Rescissions Act of 2025
- Long title: To rescind certain budget authority proposed to be rescinded in special messages transmitted to the Congress by the President on June 3, 2025, in accordance with section 1012(a) of the Congressional Budget and Impoundment Control Act of 1974.
- Announced in: the 119th United States Congress

Citations
- Public law: Pub.

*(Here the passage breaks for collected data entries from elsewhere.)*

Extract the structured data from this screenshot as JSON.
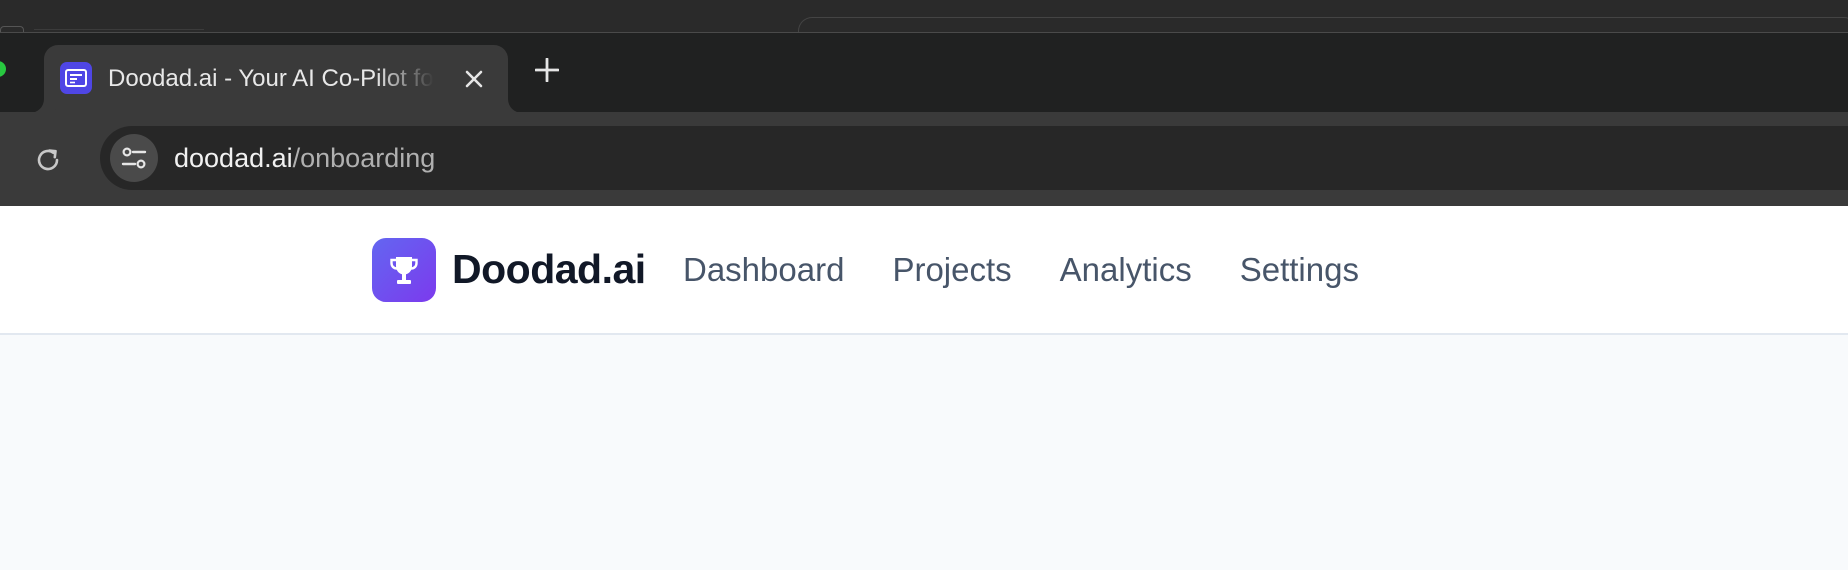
{
  "browser": {
    "tab": {
      "title": "Doodad.ai - Your AI Co-Pilot for Projects",
      "favicon": "card-icon"
    },
    "address_bar": {
      "host": "doodad.ai",
      "path": "/onboarding"
    },
    "icons": {
      "new_tab": "plus-icon",
      "close_tab": "close-icon",
      "reload": "reload-icon",
      "site_info": "tune-icon"
    }
  },
  "app": {
    "brand": "Doodad.ai",
    "logo_icon": "trophy-icon",
    "nav": [
      {
        "label": "Dashboard"
      },
      {
        "label": "Projects"
      },
      {
        "label": "Analytics"
      },
      {
        "label": "Settings"
      }
    ]
  },
  "colors": {
    "brand_gradient_start": "#6366f1",
    "brand_gradient_end": "#7c3aed",
    "nav_text": "#475569",
    "page_bg": "#f8fafc"
  }
}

L. 119–28 (text) (PDF)

Legislative history
- Introduced in the House as H.R. 4 by Steve Scalise (R–LA) on June 6, 2025; Passed the House on June 12, 2025 (214–212); Passed the Senate on July 17, 2025 (51–48) with amendment; House agreed to Senate amendment on July 18, 2025 (216–213); Signed into law by President Donald Trump on July 24, 2025;

= Rescissions Act of 2025 =

U.S. federal law

The Rescissions Act of 2025 is a law passed by the 119th United States Congress. It rescinds $7.9 billion in funding from international assistance programs and $1.1 billion in funding from the Corporation for Public Broadcasting (CPB). After failing to advance budget measures to eliminate federal funding for public broadcasting during the first Trump administration, amid increased Trump's conflict with the media since his second term, President Trump requested a rescission bill to eliminate federal funding for the CPB, which passed in both chambers of the Republican-controlled Congress largely along party lines in July 2025.

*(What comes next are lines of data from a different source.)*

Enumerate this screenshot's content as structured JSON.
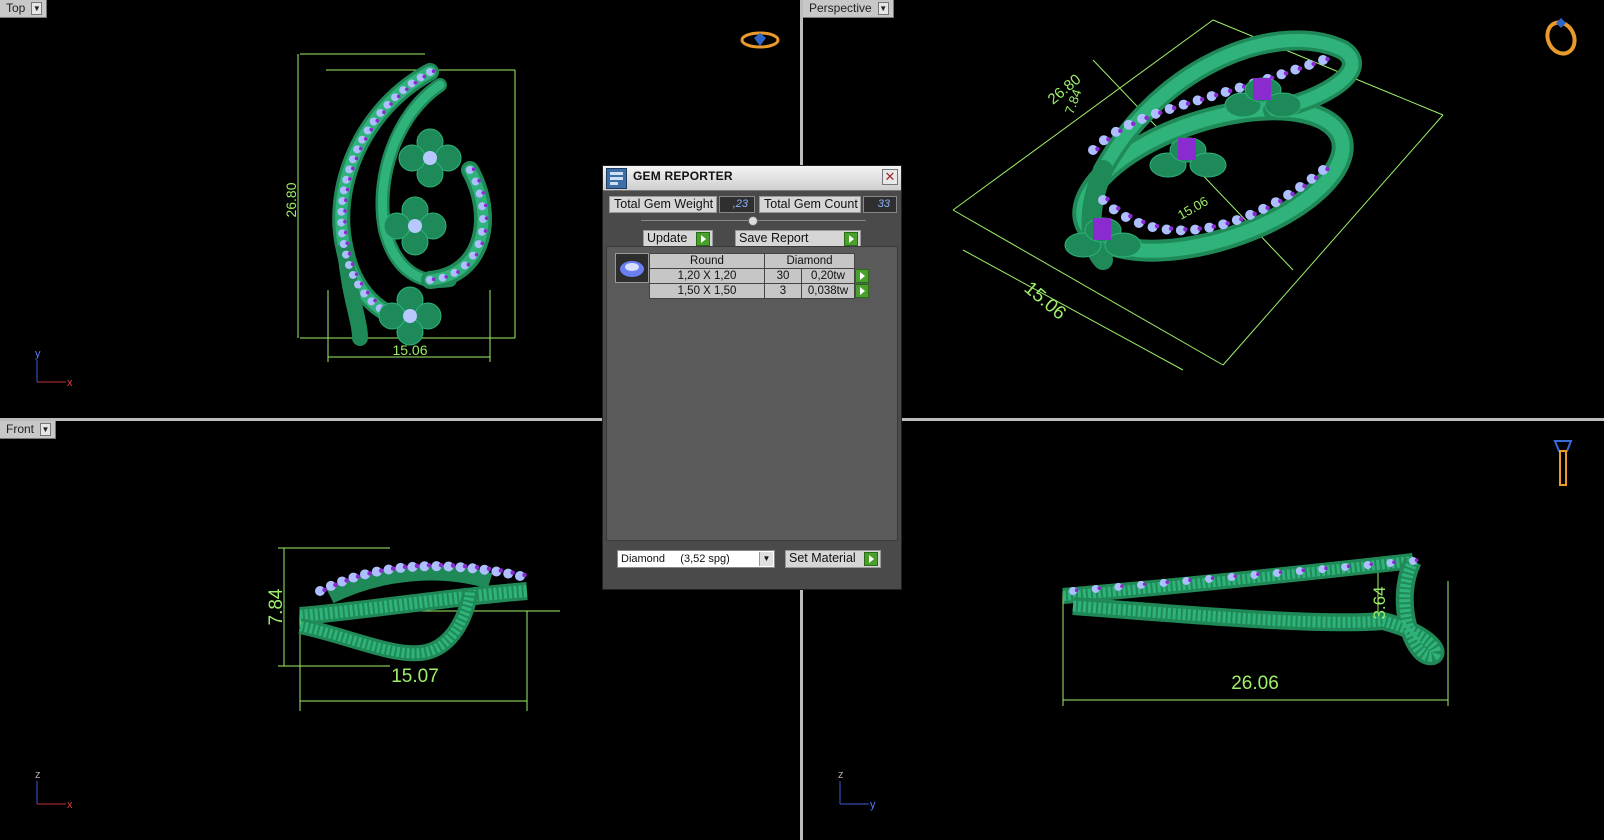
{
  "viewports": {
    "top": {
      "label": "Top",
      "dims": {
        "height": "26.80",
        "width": "15.06"
      },
      "axes": {
        "v": "y",
        "h": "x"
      }
    },
    "perspective": {
      "label": "Perspective",
      "dims": {
        "a": "26.80",
        "b": "7.84",
        "c": "15.06",
        "d": "15.06"
      }
    },
    "front": {
      "label": "Front",
      "dims": {
        "height": "7.84",
        "width": "15.07"
      },
      "axes": {
        "v": "z",
        "h": "x"
      }
    },
    "right": {
      "dims": {
        "height": "3.64",
        "width": "26.06"
      },
      "axes": {
        "v": "z",
        "h": "y"
      }
    }
  },
  "gem_reporter": {
    "title": "GEM REPORTER",
    "total_weight_label": "Total Gem Weight",
    "total_weight_value": ",23",
    "total_count_label": "Total Gem Count",
    "total_count_value": "33",
    "update_label": "Update",
    "save_label": "Save Report",
    "table": {
      "shape": "Round",
      "material": "Diamond",
      "rows": [
        {
          "size": "1,20 X 1,20",
          "count": "30",
          "weight": "0,20tw"
        },
        {
          "size": "1,50 X 1,50",
          "count": "3",
          "weight": "0,038tw"
        }
      ]
    },
    "material_select": "Diamond     (3,52 spg)",
    "set_material_label": "Set Material"
  },
  "icons": [
    "gem-reporter-app-icon",
    "close-icon",
    "go-arrow-icon",
    "diamond-gem-icon",
    "ring-top-icon",
    "ring-perspective-icon",
    "ring-side-icon",
    "dropdown-arrow-icon"
  ],
  "colors": {
    "wire_green": "#2fb37a",
    "gem_blue": "#9fb8ff",
    "prong_purple": "#8a2bd0",
    "dimension_green": "#9ef06a",
    "dialog_bg": "#4a4a4a"
  }
}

Despite opposition from moderate Republicans, the act passed the Republican-led House on June 12, 2025. An amended version passed the Republican-led Senate on July 17, 2025, and was agreed to in the House on the next day. President Trump signed the bill into law on July 24, 2025.

== Overview ==
A rescission bill rescinds funding that was previously passed in an appropriations bill. As is procedure, President Trump submitted the bill to Congress. Pursuant to the Impoundment Control Act of 1974, rescission bills cannot be fillibustered in the Senate. The original House version of the bill included $9.4 billion in funding cuts. Specifically, $8.3 billion was to be cut from international assistance programs, mostly from the United States Agency for International Development. The President's Emergency Plan for AIDS Relief (PEPFAR) was also set to see funding cuts. Additionally, $1.1 billion was to be cut from the Corporation for Public Broadcasting. The Corporation for Public Broadcasting provided funding for local noncommercial broadcasters, many of whom aired programming from National Public Radio (NPR) and the Public Broadcasting Service (PBS).

The Senate amended the bill to remove $400 million in cuts to PEPFAR, place exemptions on funding cuts for programs that treat and prevent major diseases (HIV/AIDS, malaria, and tuberculosis) and programs that support nutrition or maternal and child health, protect foreign aid for Jordan and Egypt, protect foreign aid for a fund that works to counter influence from China, and exempt funding cuts for programs that pay U.S. farmers to produce food that is distributed in poor countries.

== Votes ==
=== First passage in the House ===
The bill passed the House on June 12, 2025 in a 214–212 vote. All present Republicans except Mark Amodei of Nevada, Brian Fitzpatrick of Pennsylvania, Nicole Malliotakis of New York, and Mike Turner of Ohio, all moderate Republicans, voted for the bill. Two other moderate Republicans, Nick LaLota of New York and Don Bacon of Nebraska, initially voted no but changed their votes. Bacon said he changed his vote after receiving assurances from House Republican leadership that PBS would be fully funded for the 2026 U.S. federal budget and that global aid cuts would not affect funding for the President's Emergency Plan for AIDS Relief. All present Democrats voted against the bill. Two Republicans and four Democrats did not vote. If all absent members had voted with the majority of their party, the bill would have failed.

=== Passage in the Senate ===
In the early morning of July 17, 2025, the Senate passed an amended version of the act in a 51–48 vote. Moderate Republicans Susan Collins of Maine and Lisa Murkowski of Alaska voted against the bill with all present Democrats. Democratic Senator Tina Smith of Minnesota missed the vote after being hospitalized.

=== Second passage in the House ===
The House had to vote to pass the amended act by July 18, or the bill would have become invalid. Just after midnight on July 18, the House passed the act through a procedural rule, which also teed up an unrelated vote on U.S. Department of Defense funding. Moderate Republicans Brian Fitzpatrick of Pennsylvania and Mike Turner of Ohio joined all present Democrats in voting against the rule.

== Impact ==
On August 1, 2025, the CPB announced it would shut down in January 2026. Public media advocates argued that it would result in the closure of some stations and hamper access to emergency alerts in rural communities; the CPB's defunding and resulting closure would result in some public television and radio stations imposing staffing and programming cuts (with some electing to drop PBS and/or NPR programming altogether).